My wife got home late from work and was getting ready to give her a bath, when she said “I want daddy to give me a bath, I love him more than you”. I felt uncomfortable; my wife a little heartbroken. This all started a couple of weeks ago. I’m not sure if it means the balance has shifted too far, or if it’s a natural reaction to the at-home parent. But it is a difficult problem to solve. How can you advise who to love?
It all goes silent. Suddenly the day of swimming, nursery, TV, shopping, collapses in on top of her and she is a crumpled heap on the floor with her thumb in her mouth and a towel round her, wanting to be cradled and cooed to, like a baby. I can imagine my wife holding her and kissing her damp forehead through the comma curls.
Now they’re next door in her bedroom. There’s laughing again and my wife is joking with her and my daughter says “You’re pulling my leg”, which is a useful phrase to know in our house. My wife tries to persuade her to go downstairs and brush her teeth. More giggling. She gives up and tickles her instead.

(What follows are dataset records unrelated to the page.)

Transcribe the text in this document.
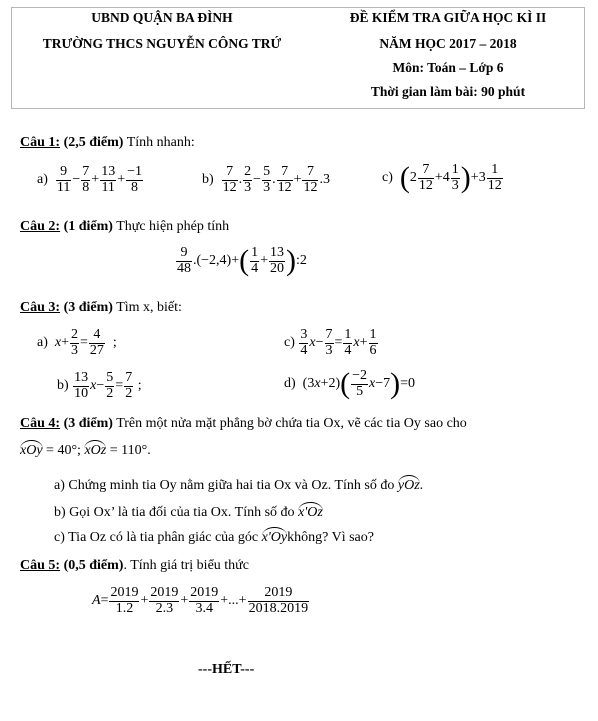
UBND QUẬN BA ĐÌNH
TRƯỜNG THCS NGUYỄN CÔNG TRỨ
ĐỀ KIỂM TRA GIỮA HỌC KÌ II
NĂM HỌC 2017 – 2018
Môn: Toán – Lớp 6
Thời gian làm bài: 90 phút
Câu 1: (2,5 điểm) Tính nhanh:
$a) \frac{9}{11} - \frac{7}{8} + \frac{13}{11} + \frac{-1}{8}$	$b) \frac{7}{12}$ . $\frac{2}{3} - \frac{5}{3}$ . $\frac{7}{12} + \frac{7}{12} .3$	c) $(2 \frac{7}{12} +4 \frac{1}{3} )+3 \frac{1}{12}$
Câu 2: (1 điểm) Thực hiện phép tính
$\frac{9}{48} .(-2,4)+( \frac{1}{4} + \frac{13}{20}$ ):2
Câu 3: (3 điểm) Tìm x, biết:
a) $x+ \frac{2}{3} = \frac{4}{27}$ ;	$c) \frac{3}{4} x- \frac{7}{3} = \frac{1}{4} x+ \frac{1}{6}$
$b) \frac{13}{10} x- \frac{5}{2} = \frac{7}{2}$ ;	d) $(3x+2)( \frac{-2}{5} x-7)=0$
Câu 4: (3 điểm) Trên một nửa mặt phẳng bờ chứa tia Ox, vẽ các tia Oy sao cho
xOy = 40°; xOz = 110°.
a) Chứng minh tia Oy nằm giữa hai tia Ox và Oz. Tính số đo yOz.
b) Gọi Ox’ là tia đối của tia Ox. Tính số đo x'Oz
c) Tia Oz có là tia phân giác của góc x'Oykhông? Vì sao?
Câu 5: (0,5 điểm). Tính giá trị biểu thức
$A= \frac{2019}{1.2} + \frac{2019}{2.3} + \frac{2019}{3.4}$ +...+ $\frac{2019}{2018.2019}$
---HẾT---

Eventually they go back down to the bathroom and she brushes her teeth. Then it’s my turn to read stories. She sniffles a little. Earlier she said to me, sniffling, “Daddy, one of my noses (sic) can’t sniff. Look!” I peered forward thinking she was going to sniff in, but instead she blew out through her nose, covering my face in a fine spray of snot.
Now she is in bed, eyes closed, circled by soft toys like a portrait in oil. She usually asks for more milk at this point, but since she is usually asleep by the time I come back, I no longer come back. Tonight she says. “You don’t normally bring the milk, do you daddy?” I grin guiltily and wonder when she started noticing.